A good thing, right? Well, it certainly helps when the United States can present a clear, coherent, and consistent face to the rest of the world and when long-term strategies are sustainable despite the inevitable changes in domestic politics.
But just as patriotism can be the last refuge of scoundrels, as Samuel Johnson declared, bipartisanship can be a subterfuge for indecision. Political consensus is a worthy goal, but less important than wise and effective choices.
I'm thinking about these matters because I'm reading an excellent book, Julian Zelizer's "Arsenal of Democracy." This historian of Congress, now at Princeton, has written a survey of the politics of U.S. foreign policy since 1940. His scholarship is impeccable and his writing graceful. When he writes 0f events I have also researched, he hits all the major points. When he writes of times when I served in the political trenches as a Senate staffer, his judgments are consistent with my own recollections.

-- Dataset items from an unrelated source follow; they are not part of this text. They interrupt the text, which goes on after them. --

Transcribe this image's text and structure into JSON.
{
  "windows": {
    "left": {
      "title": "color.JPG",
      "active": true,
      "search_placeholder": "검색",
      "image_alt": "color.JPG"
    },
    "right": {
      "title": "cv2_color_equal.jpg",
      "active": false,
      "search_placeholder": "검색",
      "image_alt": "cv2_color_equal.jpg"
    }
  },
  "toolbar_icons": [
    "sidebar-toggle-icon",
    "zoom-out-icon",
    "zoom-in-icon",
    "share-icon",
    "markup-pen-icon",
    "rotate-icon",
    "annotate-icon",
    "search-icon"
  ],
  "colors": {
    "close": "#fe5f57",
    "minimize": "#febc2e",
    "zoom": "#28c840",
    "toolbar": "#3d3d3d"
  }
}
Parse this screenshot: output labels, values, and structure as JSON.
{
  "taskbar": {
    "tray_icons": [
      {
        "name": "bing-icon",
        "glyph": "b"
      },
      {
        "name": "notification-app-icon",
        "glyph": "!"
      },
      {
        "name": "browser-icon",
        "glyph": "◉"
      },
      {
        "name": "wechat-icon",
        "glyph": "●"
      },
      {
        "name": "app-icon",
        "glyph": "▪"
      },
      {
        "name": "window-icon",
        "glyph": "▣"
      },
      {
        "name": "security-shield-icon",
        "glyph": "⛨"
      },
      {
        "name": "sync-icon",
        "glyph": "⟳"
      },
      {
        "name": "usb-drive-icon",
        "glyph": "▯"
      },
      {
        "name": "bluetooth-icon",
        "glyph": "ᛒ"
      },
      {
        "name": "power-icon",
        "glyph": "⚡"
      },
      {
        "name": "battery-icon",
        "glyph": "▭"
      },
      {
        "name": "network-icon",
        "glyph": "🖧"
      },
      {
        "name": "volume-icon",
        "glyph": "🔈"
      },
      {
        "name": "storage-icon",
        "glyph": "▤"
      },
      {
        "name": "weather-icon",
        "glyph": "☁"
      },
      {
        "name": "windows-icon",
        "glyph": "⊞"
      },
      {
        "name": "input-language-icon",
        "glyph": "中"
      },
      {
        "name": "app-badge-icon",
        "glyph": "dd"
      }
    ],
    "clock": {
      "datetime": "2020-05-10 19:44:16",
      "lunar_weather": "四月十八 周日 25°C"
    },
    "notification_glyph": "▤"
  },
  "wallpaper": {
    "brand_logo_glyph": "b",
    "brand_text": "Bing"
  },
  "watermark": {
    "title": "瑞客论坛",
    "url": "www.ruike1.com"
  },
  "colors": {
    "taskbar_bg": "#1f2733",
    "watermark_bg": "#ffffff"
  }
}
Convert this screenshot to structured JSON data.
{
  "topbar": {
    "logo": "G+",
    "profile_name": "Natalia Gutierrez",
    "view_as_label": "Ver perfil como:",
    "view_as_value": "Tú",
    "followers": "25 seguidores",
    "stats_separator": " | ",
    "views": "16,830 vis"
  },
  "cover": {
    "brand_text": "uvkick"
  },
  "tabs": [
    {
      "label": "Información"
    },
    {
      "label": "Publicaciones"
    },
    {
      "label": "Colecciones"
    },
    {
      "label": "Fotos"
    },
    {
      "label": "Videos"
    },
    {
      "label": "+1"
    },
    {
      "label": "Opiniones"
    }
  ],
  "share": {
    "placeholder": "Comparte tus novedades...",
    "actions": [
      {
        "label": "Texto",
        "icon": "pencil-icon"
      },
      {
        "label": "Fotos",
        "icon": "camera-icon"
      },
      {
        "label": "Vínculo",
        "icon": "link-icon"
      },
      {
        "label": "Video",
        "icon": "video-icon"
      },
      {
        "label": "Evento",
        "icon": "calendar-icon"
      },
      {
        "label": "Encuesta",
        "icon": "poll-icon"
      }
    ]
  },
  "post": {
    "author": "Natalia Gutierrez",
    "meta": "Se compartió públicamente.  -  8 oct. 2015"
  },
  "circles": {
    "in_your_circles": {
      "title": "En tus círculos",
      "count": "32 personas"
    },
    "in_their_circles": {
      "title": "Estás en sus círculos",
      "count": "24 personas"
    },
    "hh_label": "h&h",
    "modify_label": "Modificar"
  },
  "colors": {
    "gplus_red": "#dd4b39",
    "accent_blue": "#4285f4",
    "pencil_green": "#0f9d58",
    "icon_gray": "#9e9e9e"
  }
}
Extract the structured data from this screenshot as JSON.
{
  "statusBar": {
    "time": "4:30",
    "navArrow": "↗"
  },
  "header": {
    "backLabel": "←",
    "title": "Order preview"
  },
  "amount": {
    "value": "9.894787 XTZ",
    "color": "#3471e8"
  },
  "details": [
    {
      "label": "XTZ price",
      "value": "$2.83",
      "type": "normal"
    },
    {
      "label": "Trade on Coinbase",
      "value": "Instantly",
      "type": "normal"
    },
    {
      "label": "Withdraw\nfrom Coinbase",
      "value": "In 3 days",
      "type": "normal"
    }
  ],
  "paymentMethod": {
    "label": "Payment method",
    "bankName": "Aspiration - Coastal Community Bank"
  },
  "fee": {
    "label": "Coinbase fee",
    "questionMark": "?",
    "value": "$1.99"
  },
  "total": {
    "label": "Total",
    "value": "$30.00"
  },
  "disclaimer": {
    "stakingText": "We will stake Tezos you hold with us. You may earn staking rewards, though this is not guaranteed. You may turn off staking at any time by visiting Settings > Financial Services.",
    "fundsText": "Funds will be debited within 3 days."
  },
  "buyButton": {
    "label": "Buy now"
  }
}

For me, the drumbeat lesson from this book is how partisan most foreign policy debates of the past 70 years have been. Each administration's political opponents made sharp attacks on almost every major decision, even when they were in broad agreement with the policy. At this distance, many of those attacks now seem petty and unjustified, but they constituted the political reality each administration had to face.
We can't wish away partisan posturing; and we shouldn't want to stifle serious differences.